Michel Houellebecq behauptet: "Ich bin kein Exhibitionist."

APA / Lionel Bonaventure

Die Reputation retten. Reparieren, was noch zu reparieren ist. Mit diesem Beweggrund bringt Michel Houellebecq (67) am Mittwoch auf Französisch sein neuestes Werk heraus: Quelques mois dans ma vie (Einige Monate in meinem Leben).

Es ist ein seltsames Buch, nur 103 Seiten lang, ganz in Schwarz gehalten, eher eine Chronik als Literatur, aber gefühliger als jeder Roman, voller Scham, Rachegefühl und Hass, wie er selbst schreibt. Es ist eine bittere Abrechnung mit dem niederländischen Künstlerkollektiv Kirac geworden, geführt mit Houellebecqs schärfster Waffe – seinen Worten. Am Schluss steht der provokante und sprachgewaltige Starautor allerdings eher erbärmlich da.

Den Anfang machte am 6. Oktober eine Mail von Kirac-Leiter Stefan Ruitenbeek an Houellebecq. Bald sagte Houellebecq zu, in einem kunsterotischen Film sich selbst zu spielen – beim Sex. Das Resultat war Anfang 2023 online in einem Trailer zu sehen; es zeigt einen zerzausten und weinenden Houellebecq, wie er eine Zigarette kaut und sich im Bett mit einer Frau abgibt.

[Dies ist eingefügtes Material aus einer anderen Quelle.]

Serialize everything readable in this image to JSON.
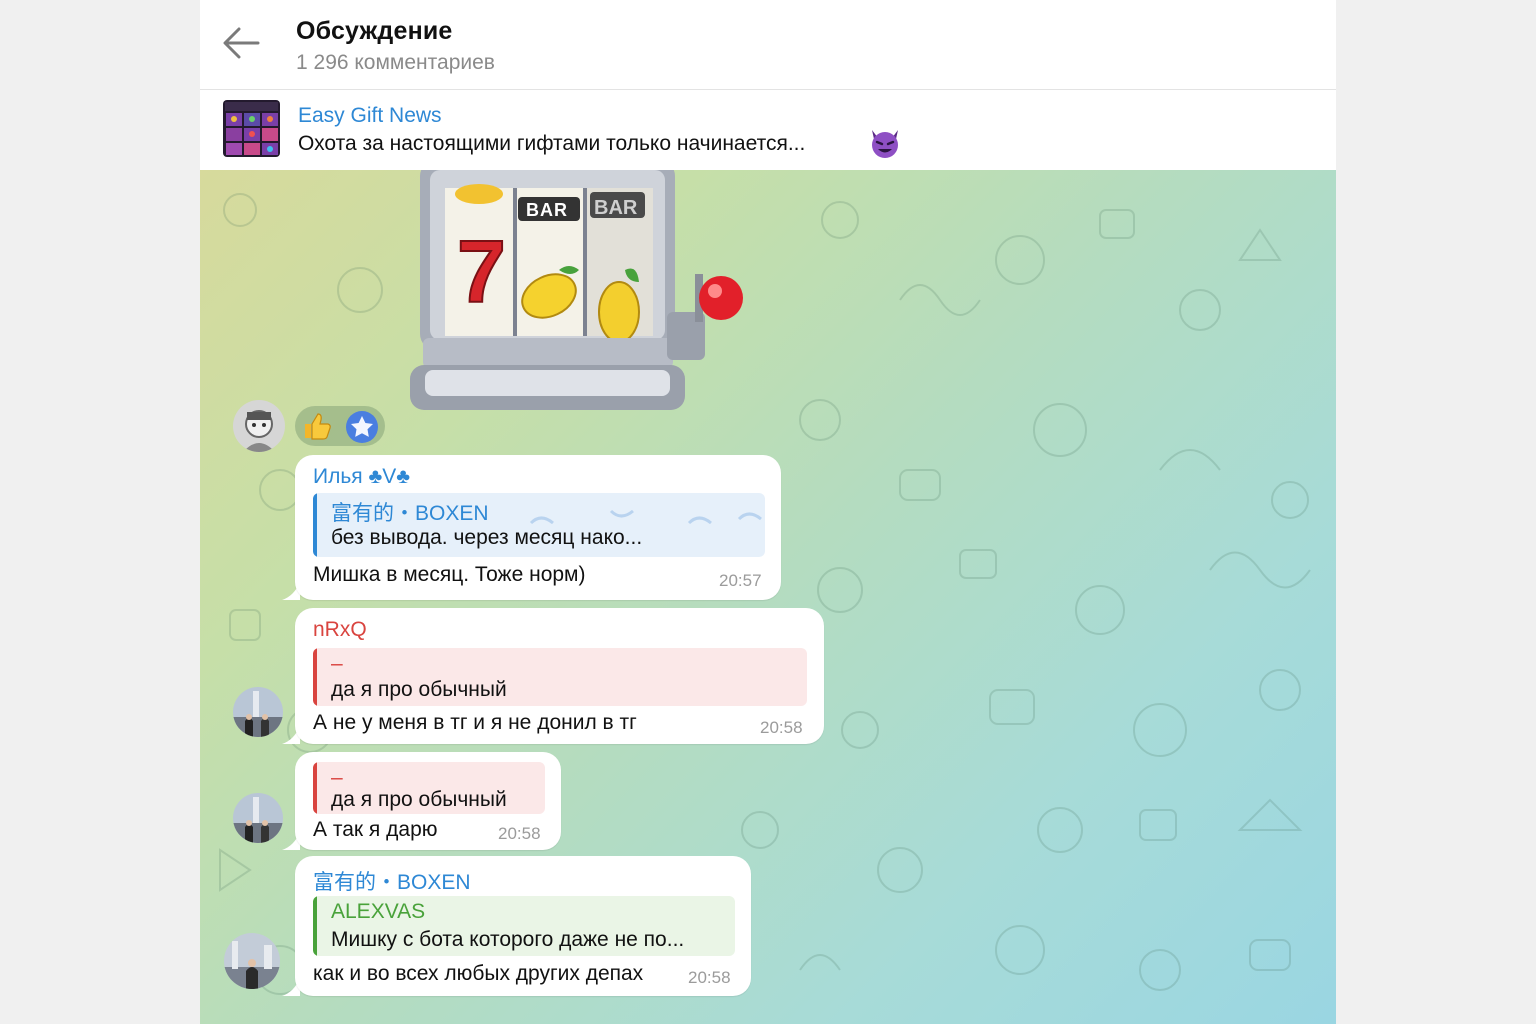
{
  "header": {
    "title": "Обсуждение",
    "subtitle": "1 296 комментариев"
  },
  "pinned": {
    "channel": "Easy Gift News",
    "text": "Охота за настоящими гифтами только начинается..."
  },
  "slot_machine": {
    "reels": [
      "7",
      "BAR",
      "BAR"
    ]
  },
  "messages": [
    {
      "sender": "Илья ♣V♣",
      "quote_name": "富有的・BOXEN",
      "quote_text": "без вывода. через месяц нако...",
      "text": "Мишка в месяц. Тоже норм)",
      "time": "20:57"
    },
    {
      "sender": "nRxQ",
      "quote_name": "–",
      "quote_text": "да я про обычный",
      "text": "А не у меня в тг и я не донил в тг",
      "time": "20:58"
    },
    {
      "quote_name": "–",
      "quote_text": "да я про обычный",
      "text": "А так я дарю",
      "time": "20:58"
    },
    {
      "sender": "富有的・BOXEN",
      "quote_name": "ALEXVAS",
      "quote_text": "Мишку с бота которого даже не по...",
      "text": "как и во всех любых других депах",
      "time": "20:58"
    }
  ],
  "colors": {
    "link_blue": "#2e88d5",
    "name_red": "#d9443f",
    "name_green": "#49a23a"
  }
}
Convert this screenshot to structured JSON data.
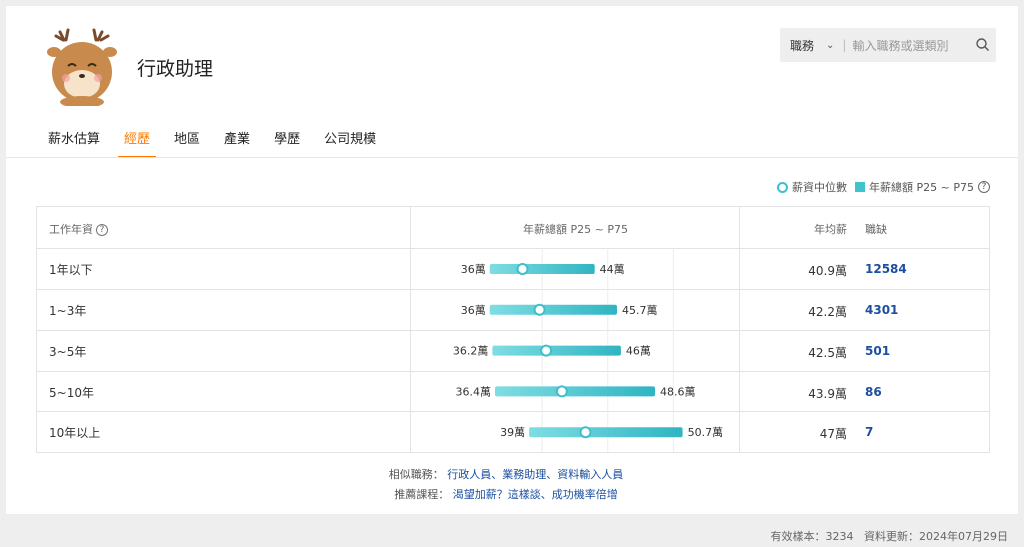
{
  "job": {
    "title": "行政助理"
  },
  "search": {
    "select_label": "職務",
    "placeholder": "輸入職務或選類別"
  },
  "tabs": [
    {
      "label": "薪水估算"
    },
    {
      "label": "經歷"
    },
    {
      "label": "地區"
    },
    {
      "label": "產業"
    },
    {
      "label": "學歷"
    },
    {
      "label": "公司規模"
    }
  ],
  "legend": {
    "median": "薪資中位數",
    "range": "年薪總額 P25 ~ P75"
  },
  "table": {
    "headers": {
      "experience": "工作年資",
      "range": "年薪總額 P25 ~ P75",
      "avg": "年均薪",
      "openings": "職缺"
    }
  },
  "chart_data": {
    "type": "range",
    "unit": "萬",
    "rows": [
      {
        "experience": "1年以下",
        "p25": 36,
        "p75": 44,
        "median": 38.5,
        "p25_label": "36萬",
        "p75_label": "44萬",
        "avg_label": "40.9萬",
        "openings": "12584"
      },
      {
        "experience": "1~3年",
        "p25": 36,
        "p75": 45.7,
        "median": 39.8,
        "p25_label": "36萬",
        "p75_label": "45.7萬",
        "avg_label": "42.2萬",
        "openings": "4301"
      },
      {
        "experience": "3~5年",
        "p25": 36.2,
        "p75": 46,
        "median": 40.3,
        "p25_label": "36.2萬",
        "p75_label": "46萬",
        "avg_label": "42.5萬",
        "openings": "501"
      },
      {
        "experience": "5~10年",
        "p25": 36.4,
        "p75": 48.6,
        "median": 41.5,
        "p25_label": "36.4萬",
        "p75_label": "48.6萬",
        "avg_label": "43.9萬",
        "openings": "86"
      },
      {
        "experience": "10年以上",
        "p25": 39,
        "p75": 50.7,
        "median": 43.3,
        "p25_label": "39萬",
        "p75_label": "50.7萬",
        "avg_label": "47萬",
        "openings": "7"
      }
    ]
  },
  "footer": {
    "similar_label": "相似職務：",
    "similar_links": "行政人員、業務助理、資料輸入人員",
    "recommend_label": "推薦課程：",
    "recommend_link": "渴望加薪？這樣談、成功機率倍增"
  },
  "status": {
    "sample_label": "有效樣本：",
    "sample_value": "3234",
    "update_label": "資料更新：",
    "update_value": "2024年07月29日"
  },
  "colors": {
    "accent": "#ff7800",
    "bar": "#3fc3cd",
    "link": "#1c4fa0"
  }
}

"Muttersau" und "schlechte Schlampe"

In seinem Buch nennt Houellebecq die Frau nur "la Truie", die Muttersau. "Sie hätte vielleicht gerne den schönen Namen ‚Schlampe‘ verdient. In Wirklichkeit war sie nicht einmal eine schlechte Schlampe, es war schlimmer." Sie habe das Sexvideo auf der Sexplattform Onlyfans versilbern wollen. Das will Houellebecq aber erst später erfahren haben. Ebenso die miesen Beweggründe zweier anderer Frauen, genannt "Pute" und "Viper", sowie Ruitenbeeks Absicht, die gefilmten Sexszenen online zu stellen.

Der Haken an seiner Darstellung: Er hatte dafür die schriftliche Zustimmung gegeben. In seinem Buch druckt er den Vertrag sogar ab. Dieser regelt die Dinge bis in die Details: "Die Gesichter von Michel Houellebecq und Lysis Houellebecq werden nie zusammen mit dem Penis von Michel oder der Vagina von Lysis gezeigt", heißt es etwa.

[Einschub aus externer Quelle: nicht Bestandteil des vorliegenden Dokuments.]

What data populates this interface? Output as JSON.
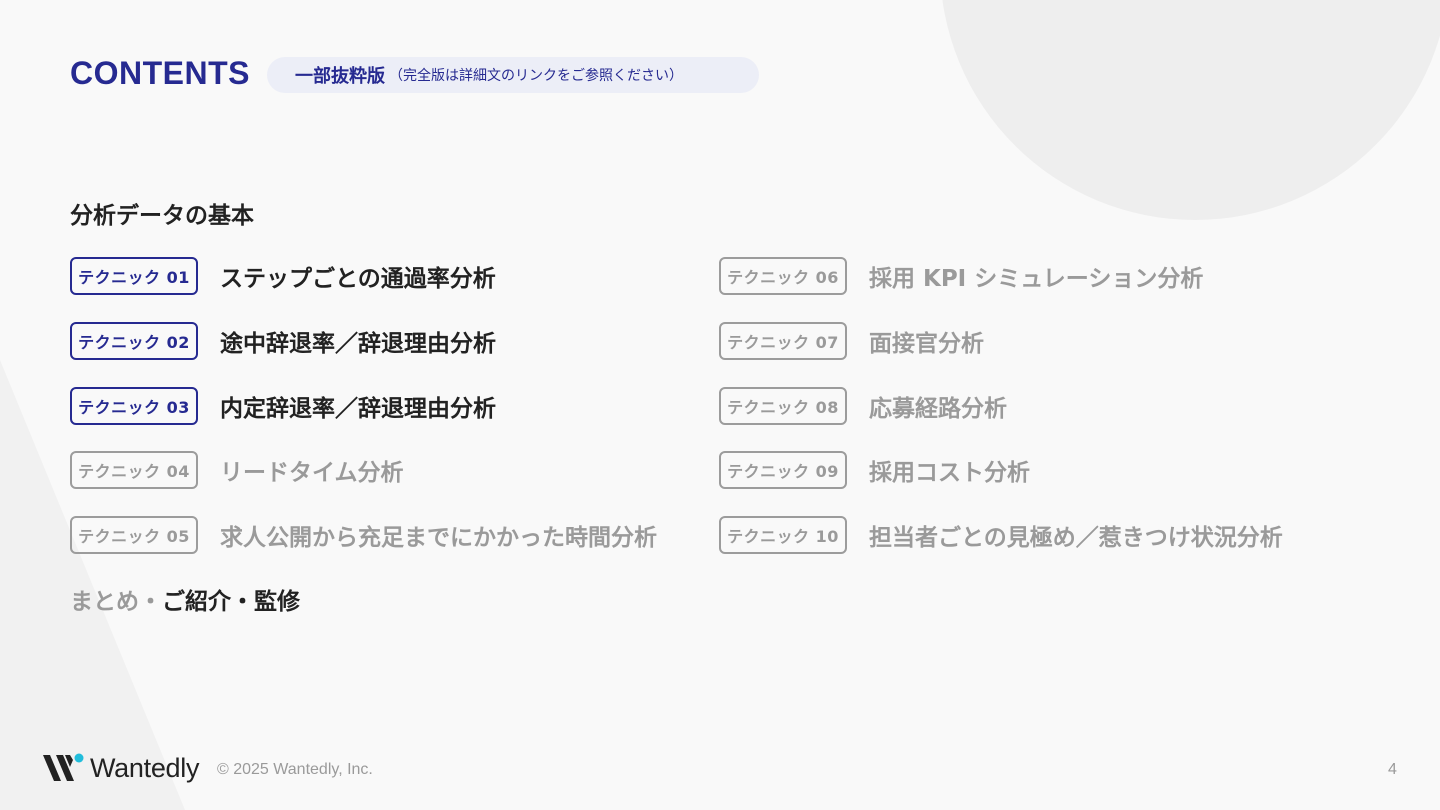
{
  "header": {
    "title": "CONTENTS",
    "pill_main": "一部抜粋版",
    "pill_note": "（完全版は詳細文のリンクをご参照ください）"
  },
  "section": {
    "title": "分析データの基本"
  },
  "techniques": [
    {
      "badge": "テクニック 01",
      "title": "ステップごとの通過率分析",
      "active": true
    },
    {
      "badge": "テクニック 02",
      "title": "途中辞退率／辞退理由分析",
      "active": true
    },
    {
      "badge": "テクニック 03",
      "title": "内定辞退率／辞退理由分析",
      "active": true
    },
    {
      "badge": "テクニック 04",
      "title": "リードタイム分析",
      "active": false
    },
    {
      "badge": "テクニック 05",
      "title": "求人公開から充足までにかかった時間分析",
      "active": false
    },
    {
      "badge": "テクニック 06",
      "title": "採用 KPI シミュレーション分析",
      "active": false
    },
    {
      "badge": "テクニック 07",
      "title": "面接官分析",
      "active": false
    },
    {
      "badge": "テクニック 08",
      "title": "応募経路分析",
      "active": false
    },
    {
      "badge": "テクニック 09",
      "title": "採用コスト分析",
      "active": false
    },
    {
      "badge": "テクニック 10",
      "title": "担当者ごとの見極め／惹きつけ状況分析",
      "active": false
    }
  ],
  "summary": {
    "muted": "まとめ・",
    "strong": "ご紹介・監修"
  },
  "footer": {
    "logo_text": "Wantedly",
    "copyright": "© 2025 Wantedly, Inc.",
    "page_number": "4"
  },
  "colors": {
    "accent": "#262a91",
    "logo_dot": "#21bddb",
    "text_dark": "#222222",
    "text_muted": "#9a9a9a",
    "background": "#f9f9f9"
  }
}
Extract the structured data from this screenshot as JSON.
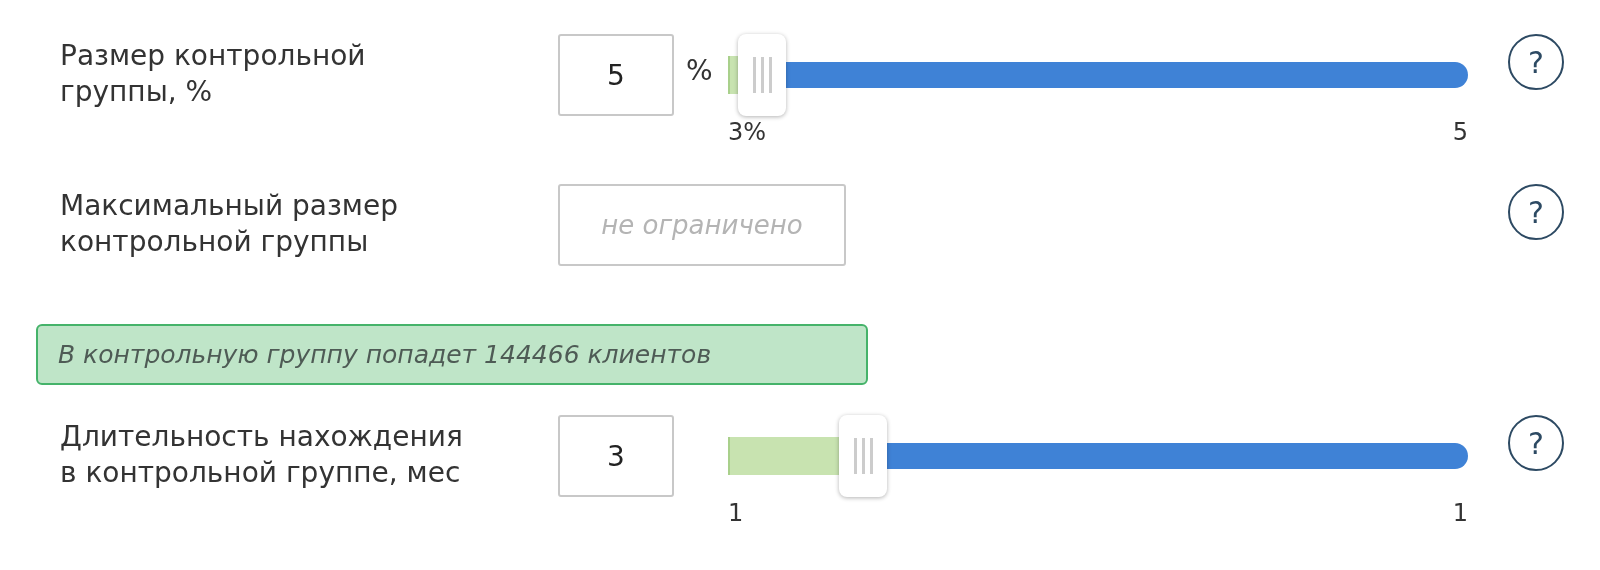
{
  "rows": [
    {
      "kind": "slider",
      "label": "Размер контрольной группы, %",
      "value": "5",
      "unit": "%",
      "level": 0.014,
      "min_label": "3%",
      "max_label": "5",
      "help": "?"
    },
    {
      "kind": "field",
      "label": "Максимальный размер контрольной группы",
      "placeholder": "не ограничено",
      "help": "?"
    },
    {
      "kind": "note",
      "text": "В контрольную группу попадет 144466 клиентов"
    },
    {
      "kind": "slider",
      "label": "Длительность нахождения в контрольной группе, мес",
      "value": "3",
      "level": 0.15,
      "min_label": "1",
      "max_label": "1",
      "help": "?"
    }
  ]
}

Houellebecq behauptete später, er habe den Vertrag unter Drogeneinfluss unterzeichnet. Aber auch Wochen später machte er bei den Dreharbeiten in Paris und Amsterdam noch mit. Wie er nun schreibt, fragte er sich schon damals: "Was mache ich hier nur mit diesen Deppen?" Von Ruitenbeek – den er nur "Küchenschabe" nennt – fühlt er sich reingelegt. Zuerst reichte er in Paris Klage auf Verletzung der Privatsphäre ein. Er blitzte ab, ging zu einem Gericht in Amsterdam. Doch auch dieses befand, der Vertrag sei gültig.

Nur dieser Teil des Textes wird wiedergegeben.